P2PAUDNIDenpasar (17/03) Berdasarkan pasal 4 Permendikbud nomor 17 Tahun 2012 terdapat kelompok fungsional pada lembaga yang bernama Balai Pengembangan Pendidikan Anak Usia Dini Nonformal dan Informal (BP-PAUDNI). Begitu pula pada pasal 4 Permendikbud nomor 18 Tahun 2012 yang mengatur tentang tugas Pusat Pengembangan Pendidikan Anak Usia Dini Nonformal dan Informal (P2PAUDNI). Tahukah bahwa kelompok jabatan fungsional yang dimaksud pada kedua lembaga tersebut tidak secara eksplisit disebut adanya pamong belajar?
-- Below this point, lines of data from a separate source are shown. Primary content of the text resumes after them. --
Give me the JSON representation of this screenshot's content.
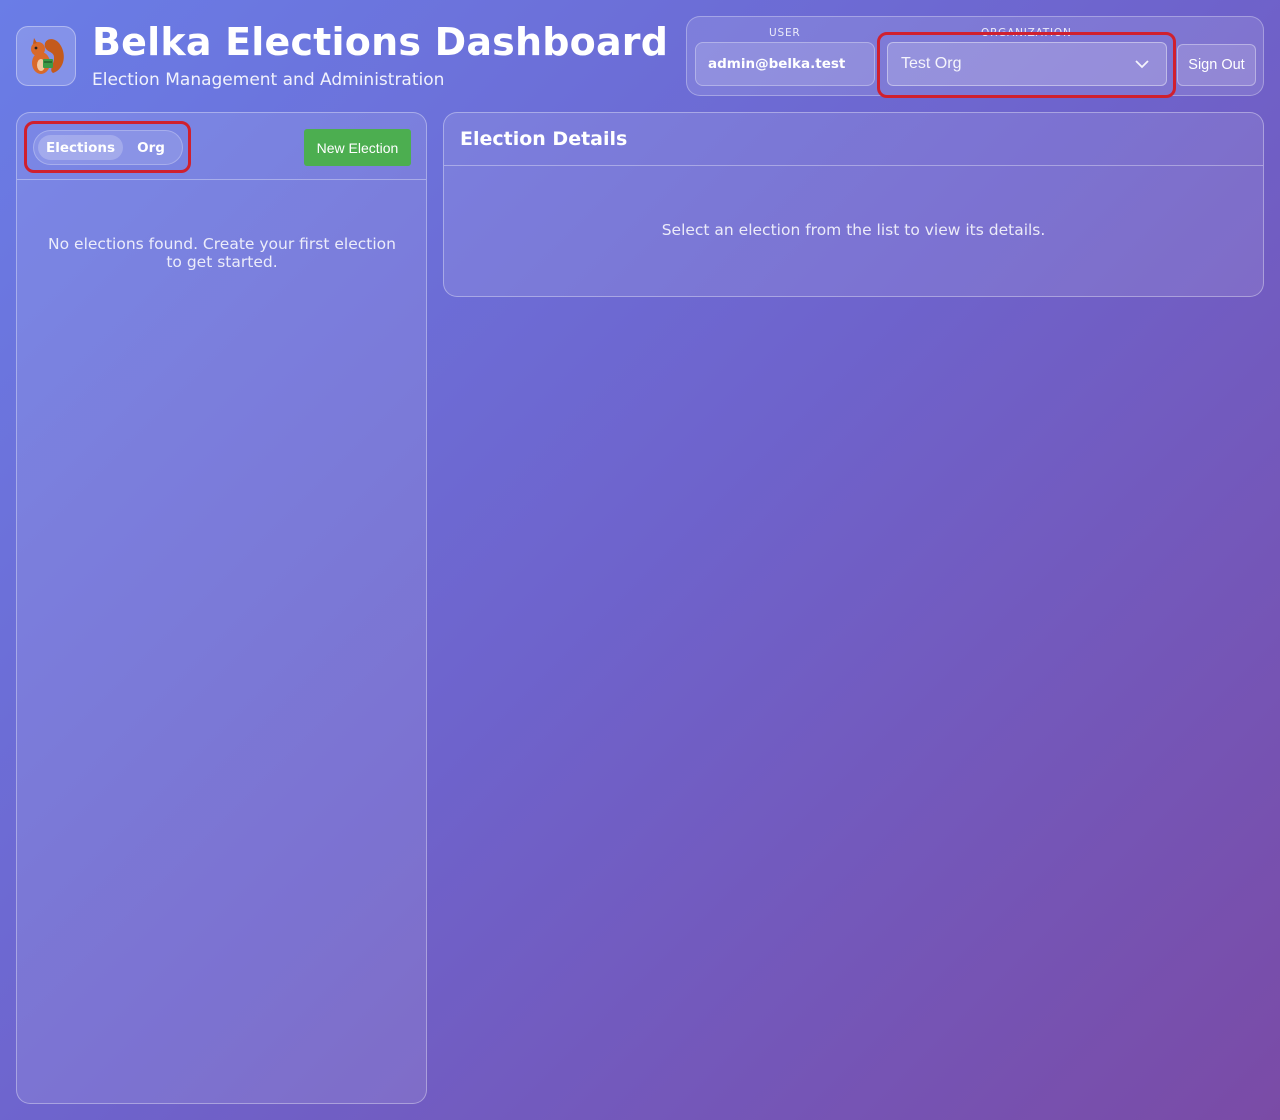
{
  "header": {
    "title": "Belka Elections Dashboard",
    "subtitle": "Election Management and Administration",
    "logo_icon": "squirrel-logo-icon"
  },
  "user_panel": {
    "user_label": "USER",
    "user_value": "admin@belka.test",
    "org_label": "ORGANIZATION",
    "org_selected": "Test Org",
    "sign_out_label": "Sign Out"
  },
  "sidebar": {
    "tabs": [
      {
        "label": "Elections",
        "active": true
      },
      {
        "label": "Org",
        "active": false
      }
    ],
    "new_election_label": "New Election",
    "empty_message": "No elections found. Create your first election to get started."
  },
  "details": {
    "title": "Election Details",
    "empty_message": "Select an election from the list to view its details."
  },
  "colors": {
    "background_start": "#6a7de6",
    "background_end": "#7a4ba6",
    "primary_button": "#4cae50",
    "highlight": "#d0202e"
  }
}
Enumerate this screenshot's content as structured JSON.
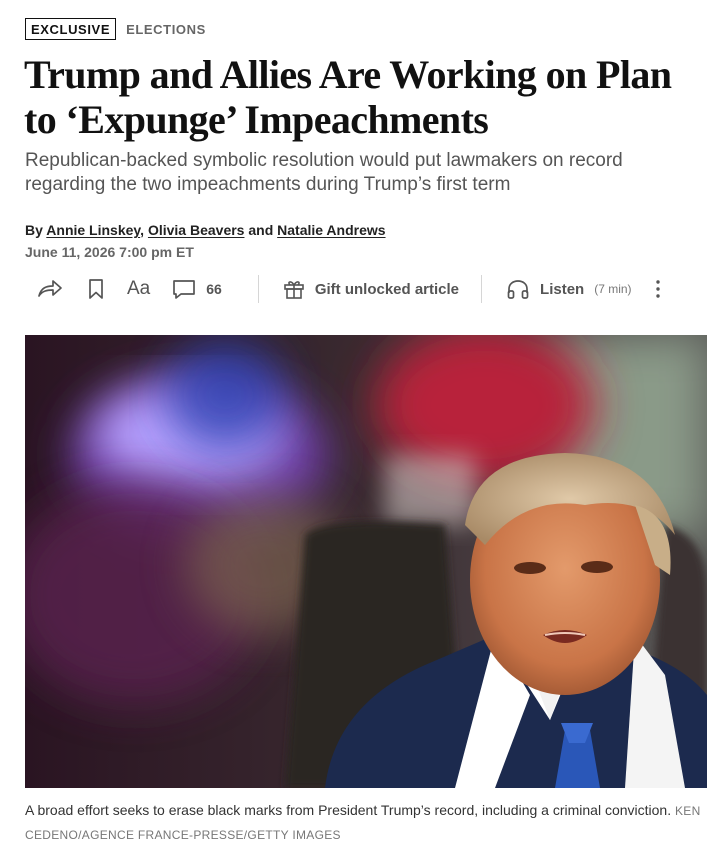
{
  "article": {
    "badge": "EXCLUSIVE",
    "section": "ELECTIONS",
    "headline": "Trump and Allies Are Working on Plan to ‘Expunge’ Impeachments",
    "dek": "Republican-backed symbolic resolution would put lawmakers on record regarding the two impeachments during Trump’s first term",
    "byline": {
      "prefix": "By",
      "authors": [
        "Annie Linskey",
        "Olivia Beavers",
        "Natalie Andrews"
      ],
      "sep1": ",",
      "conj": "and"
    },
    "date": "June 11, 2026 7:00 pm ET"
  },
  "toolbar": {
    "share_icon": "share-arrow-icon",
    "bookmark_icon": "bookmark-icon",
    "text_size_label": "Aa",
    "comments_icon": "comment-bubble-icon",
    "comments_count": "66",
    "gift_icon": "gift-icon",
    "gift_label": "Gift unlocked article",
    "listen_icon": "headphones-icon",
    "listen_label": "Listen",
    "listen_duration": "(7 min)",
    "more_icon": "vertical-ellipsis-icon"
  },
  "photo": {
    "caption": "A broad effort seeks to erase black marks from President Trump’s record, including a criminal conviction.",
    "credit": "KEN CEDENO/AGENCE FRANCE-PRESSE/GETTY IMAGES"
  },
  "colors": {
    "text": "#111111",
    "muted": "#555555",
    "date": "#666666",
    "suit": "#1c2a4e",
    "tie": "#2a57b8",
    "skin": "#d98a5e"
  }
}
Pada pasal 14 Permendikbud nomor 18 tahun 2012 disebutkan bahwa “Kelompok jabatan fungsional sebagaimana dimaksud dalam Pasal 4 huruf e mempunyai tugas melakukan kegiatan sesuai dengan tugas jabatan fungsional masing-masing berdasarkan peraturan perundang-undangan.” Padahal tugas P2PAUDNI sebagaimana diatur dalam permendikbud tersebut tidak ‘nyambung’ dengan tugas pokok pamong belajar sebagaimana diatur dalam PermenPAN RB nomor 15 Tahun 2010. Bahkan terkesan tenaga fungsional pamong belajar bisa terpinggirkan di P2PAUDNI dan BPPAUDNI karena jika dicermati tugas kedua lembaga tersebut dimungkinkan adanya jenis kelompok jabatan fungsional selain pamong belajar.

Adanya jabatan fungsional selain pamong belajar di P2PAUDNI dan BP-PAUDNI dimungkinkan dan diatur dalam kedua permendikbud yang mengatur dua lembaga tersebut. Hal ini dapat dicermati dari rumusan: “Kelompok jabatan fungsional terdiri atas sejumlah jabatan fungsional yang terbagi dalam berbagai kelompok sesuai dengan bidang kegiatannya.” Kata-kata sejumlah jabatan fungsional yang terbagi dalam kelompok sesuai dengan bidang kegiatannya memberi sinyal bahwa pada kedua lembaga tidak hanya terdiri dari kelompok jabatan fungsional  pamong belajar saja.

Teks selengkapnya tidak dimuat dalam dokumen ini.